Algo mejor – Relato niñas de Chibok


13 de abril de 2016
Abro los ojos asustada. Mi respiración entrecortada sobrepasa los murmullos del viento. Oscuridad. Eso es todo lo que perciben mis ojos. El latido de mi corazón se acelera, creyendo que estoy atrapada; pero recobro la compostura al tener la certeza de que ha sido una pesadilla. Aun así, el miedo y la angustia siguen vigentes. No concilio el sueño de nuevo, ya que mis pensamientos no lo permiten. La mente es demasiado inteligente como para obviar  que no es una pesadilla cualquiera; es un sueño que recuerda aquel oscuro día, donde todo dio un giro de tuerca y acabó convirtiéndose en un infierno.

14 de abril de 2014
El cansancio me vencía poco a poco, pero aun así me sostuve e intenté permanecer despierta. El día siguiente empezábamos los exámenes y necesitaba repasar. Allí, en Chibok, empecé mi carrera como estudiante, junto con otras casi trescientas niñas más. Sinceramente, me sentía muy afortunada por ir a la escuela, ya que sabía de algunas chicas a las que no se lo permitían. En algunas religiones veían mal la educación femenina.

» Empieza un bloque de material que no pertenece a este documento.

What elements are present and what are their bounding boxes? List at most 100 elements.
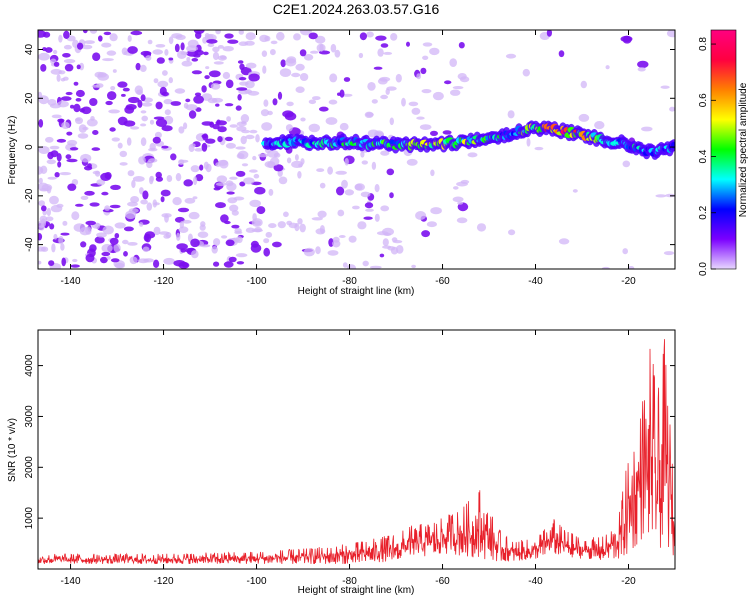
- noise-blob: [411, 107, 421, 115]
- noise-blob: [38, 233, 43, 241]
- noise-blob: [637, 60, 649, 69]
- noise-blob: [141, 115, 148, 122]
- noise-blob: [380, 205, 390, 212]
- noise-blob: [247, 90, 260, 96]
- noise-blob: [163, 234, 171, 239]
- noise-blob: [207, 43, 215, 48]
- x-tick-label: -140: [61, 576, 81, 587]
- noise-blob: [65, 91, 73, 96]
- snr-frame: [37, 329, 676, 570]
- noise-blob: [47, 151, 54, 160]
- noise-blob: [308, 32, 318, 40]
- noise-blob: [329, 73, 338, 83]
- noise-blob: [234, 230, 243, 235]
- x-tick-label: -120: [154, 576, 174, 587]
- noise-blob: [201, 85, 207, 93]
- spectrogram-xlabel: Height of straight line (km): [298, 286, 415, 297]
- noise-blob: [449, 58, 458, 67]
- y-tick-label: 3000: [24, 405, 35, 428]
- noise-blob: [38, 177, 43, 184]
- noise-blob: [155, 44, 166, 48]
- noise-blob: [91, 84, 101, 88]
- noise-blob: [285, 58, 297, 67]
- noise-blob: [170, 153, 177, 161]
- noise-blob: [279, 68, 292, 77]
- noise-blob: [594, 121, 605, 130]
- noise-blob: [79, 227, 91, 236]
- noise-blob: [362, 260, 369, 267]
- noise-blob: [102, 225, 114, 235]
- noise-blob: [213, 261, 220, 267]
- noise-blob: [100, 256, 108, 264]
- y-tick-label: 4000: [24, 354, 35, 377]
- noise-blob: [142, 246, 150, 253]
- colorbar-tick-label: 0.4: [698, 149, 709, 163]
- noise-blob: [75, 98, 82, 102]
- noise-blob: [343, 77, 351, 82]
- noise-blob: [205, 66, 210, 70]
- noise-blob: [126, 137, 132, 146]
- noise-blob: [172, 197, 182, 206]
- noise-blob: [637, 67, 646, 72]
- noise-blob: [38, 260, 42, 265]
- noise-blob: [132, 176, 145, 182]
- noise-blob: [526, 138, 531, 147]
- noise-blob: [142, 190, 149, 200]
- noise-blob: [109, 127, 116, 132]
- noise-blob: [125, 104, 137, 110]
- noise-blob: [238, 41, 249, 46]
- noise-blob: [260, 109, 270, 117]
- noise-blob: [421, 89, 432, 94]
- noise-blob: [245, 80, 255, 89]
- noise-blob: [168, 77, 173, 84]
- noise-blob: [63, 59, 76, 64]
- noise-blob: [200, 221, 206, 227]
- noise-blob: [270, 157, 280, 166]
- noise-blob: [49, 223, 55, 230]
- noise-blob: [421, 230, 430, 238]
- noise-blob: [176, 232, 181, 241]
- noise-blob: [60, 96, 72, 101]
- noise-blob: [101, 42, 112, 48]
- noise-blob: [114, 222, 126, 229]
- noise-blob: [339, 122, 349, 131]
- noise-blob: [377, 48, 384, 57]
- noise-blob: [311, 217, 323, 221]
- noise-blob: [111, 137, 121, 142]
- noise-blob: [245, 32, 256, 41]
- noise-blob: [45, 136, 54, 143]
- colorbar-label: Normalized spectral amplitude: [738, 82, 749, 217]
- noise-blob: [141, 102, 153, 107]
- noise-blob: [75, 203, 84, 207]
- noise-blob: [73, 81, 79, 86]
- noise-blob: [224, 33, 234, 39]
- x-tick-label: -100: [247, 276, 267, 287]
- noise-blob: [149, 142, 156, 151]
- snr-panel: -140 -120 -100 -80 -60 -40 -20 1000 2000 3000 400…: [7, 329, 676, 596]
- noise-blob: [204, 33, 210, 38]
- noise-blob: [220, 214, 229, 223]
- noise-blob: [79, 108, 85, 113]
- noise-blob: [300, 117, 306, 122]
- noise-blob: [40, 64, 47, 72]
- noise-blob: [140, 123, 147, 127]
- noise-blob: [272, 241, 282, 248]
- noise-blob: [386, 168, 395, 176]
- noise-blob: [328, 99, 338, 105]
- noise-blob: [164, 213, 169, 223]
- noise-blob: [47, 176, 57, 180]
- noise-blob: [310, 50, 319, 54]
- noise-blob: [154, 131, 162, 139]
- noise-blob: [300, 30, 312, 36]
- noise-blob: [201, 142, 208, 152]
- noise-blob: [85, 253, 95, 263]
- noise-blob: [382, 238, 389, 247]
- noise-blob: [354, 183, 363, 191]
- noise-blob: [236, 87, 248, 91]
- noise-blob: [56, 74, 61, 82]
- noise-blob: [42, 47, 47, 52]
- noise-blob: [361, 160, 368, 165]
- noise-blob: [56, 203, 64, 208]
- noise-blob: [430, 169, 435, 177]
- noise-blob: [344, 189, 354, 196]
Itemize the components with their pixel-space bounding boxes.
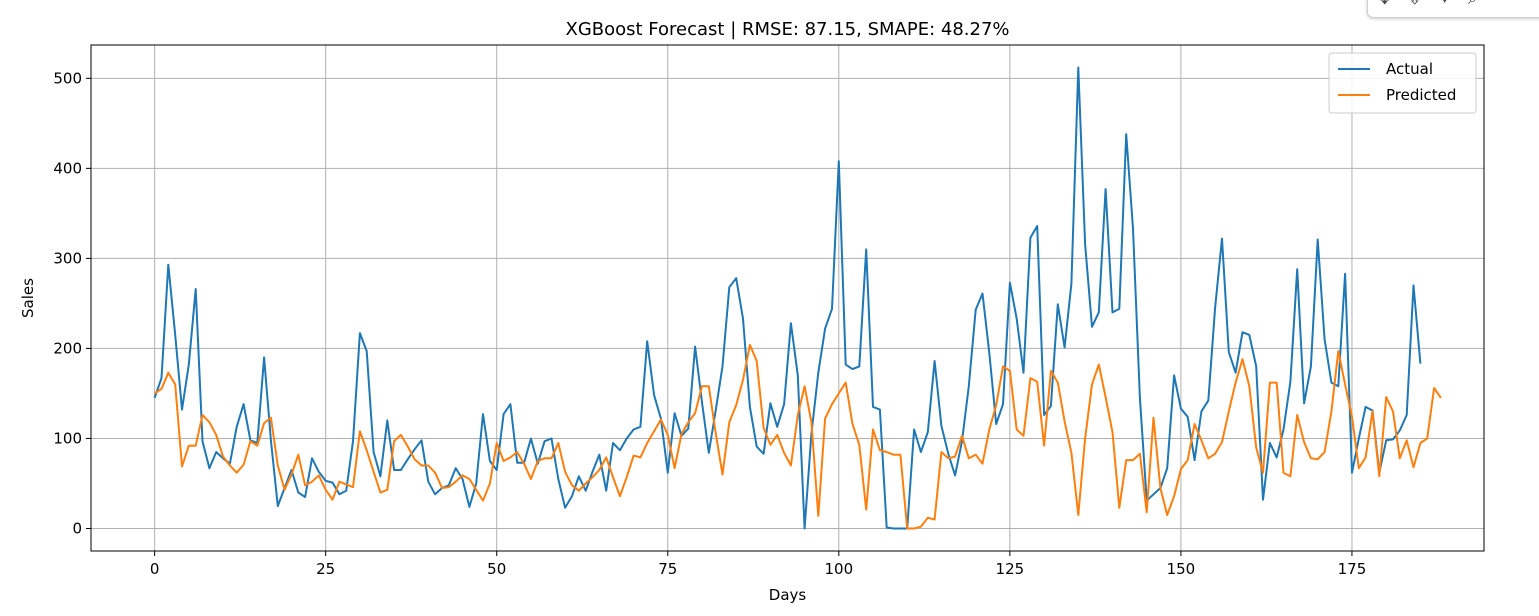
y-tick-label: 300: [53, 249, 82, 267]
download-icon[interactable]: ⇩: [1408, 0, 1421, 8]
sparkle-icon[interactable]: ✦: [1438, 0, 1451, 8]
chart-title: XGBoost Forecast | RMSE: 87.15, SMAPE: 4…: [566, 19, 1010, 40]
y-tick-label: 100: [53, 429, 82, 447]
x-tick-label: 175: [1338, 560, 1367, 578]
x-tick-label: 25: [316, 560, 335, 578]
y-axis-label: Sales: [19, 278, 37, 318]
axis-ticks: 0 25 50 75 100 125 150 175 0 100 200 300 400 500: [53, 69, 1366, 578]
y-tick-label: 500: [53, 69, 82, 87]
x-axis-label: Days: [769, 586, 807, 604]
move-icon[interactable]: ✥: [1378, 0, 1391, 8]
series-line-actual: [153, 66, 1422, 530]
series-lines: [153, 66, 1442, 530]
x-tick-label: 125: [996, 560, 1025, 578]
legend: Actual Predicted: [1328, 52, 1477, 114]
y-tick-label: 200: [53, 339, 82, 357]
x-tick-label: 0: [150, 560, 160, 578]
legend-label-predicted: Predicted: [1386, 86, 1456, 104]
x-tick-label: 150: [1167, 560, 1196, 578]
zoom-icon[interactable]: ⌕: [1468, 0, 1477, 9]
y-tick-label: 0: [72, 519, 82, 537]
x-tick-label: 50: [487, 560, 506, 578]
series-line-predicted: [154, 343, 1442, 530]
x-tick-label: 100: [824, 560, 853, 578]
plot-toolbar: ✥ ⇩ ✦ ⌕: [1367, 0, 1539, 18]
legend-label-actual: Actual: [1386, 60, 1433, 78]
grid-lines: [91, 45, 1484, 551]
y-tick-label: 400: [53, 159, 82, 177]
x-tick-label: 75: [658, 560, 677, 578]
plot-frame: [90, 44, 1485, 552]
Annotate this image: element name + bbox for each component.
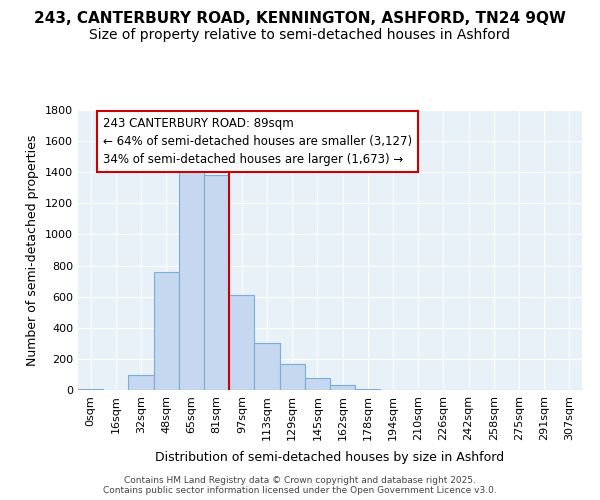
X-axis label: Distribution of semi-detached houses by size in Ashford: Distribution of semi-detached houses by … xyxy=(155,451,505,464)
Bar xyxy=(330,386,355,390)
Bar xyxy=(128,375,154,390)
Bar xyxy=(154,272,179,390)
Bar xyxy=(280,364,305,390)
Y-axis label: Number of semi-detached properties: Number of semi-detached properties xyxy=(26,134,40,366)
Bar xyxy=(179,166,204,390)
Bar xyxy=(355,389,380,390)
Bar xyxy=(204,176,229,390)
Text: 243 CANTERBURY ROAD: 89sqm
← 64% of semi-detached houses are smaller (3,127)
34%: 243 CANTERBURY ROAD: 89sqm ← 64% of semi… xyxy=(103,117,412,166)
Bar xyxy=(78,389,103,390)
Text: 243, CANTERBURY ROAD, KENNINGTON, ASHFORD, TN24 9QW: 243, CANTERBURY ROAD, KENNINGTON, ASHFOR… xyxy=(34,11,566,26)
Text: Size of property relative to semi-detached houses in Ashford: Size of property relative to semi-detach… xyxy=(89,28,511,42)
Bar xyxy=(229,295,254,390)
Text: Contains HM Land Registry data © Crown copyright and database right 2025.
Contai: Contains HM Land Registry data © Crown c… xyxy=(103,476,497,495)
Bar xyxy=(254,344,280,390)
Bar xyxy=(305,378,330,390)
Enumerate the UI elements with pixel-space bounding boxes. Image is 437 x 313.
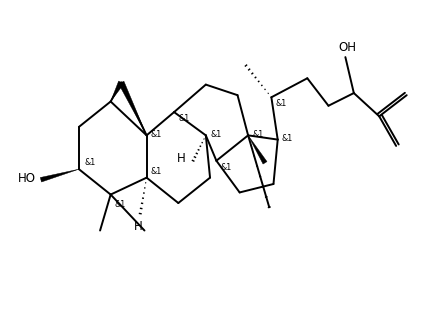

A mí la religión me sorprendía. No la entendía. Miraba a mis padres, cristianos, que acudían a misa cada domingo, y a mi amiga Hauwa, con ese peculiar velo que de vez en cuando le cubría  el cabello, y no veía la diferencia. Aquí, en Nigeria, ocurrían a menudo conflictos entre ambos grupos religiosos. ¿Por qué no podían existir dos dioses? ¿Por que no podían no existir? ¿Por qué no podía cada uno elegir sobre quien tener fe? Hace ya tiempo, replantee estas preguntas a mis padres. Quedaron tan sumamente escandalizados, que me hicieron jurar que jamás repetiría lo que había dicho. Sin embargo, esto no cambió mi manera de pensar.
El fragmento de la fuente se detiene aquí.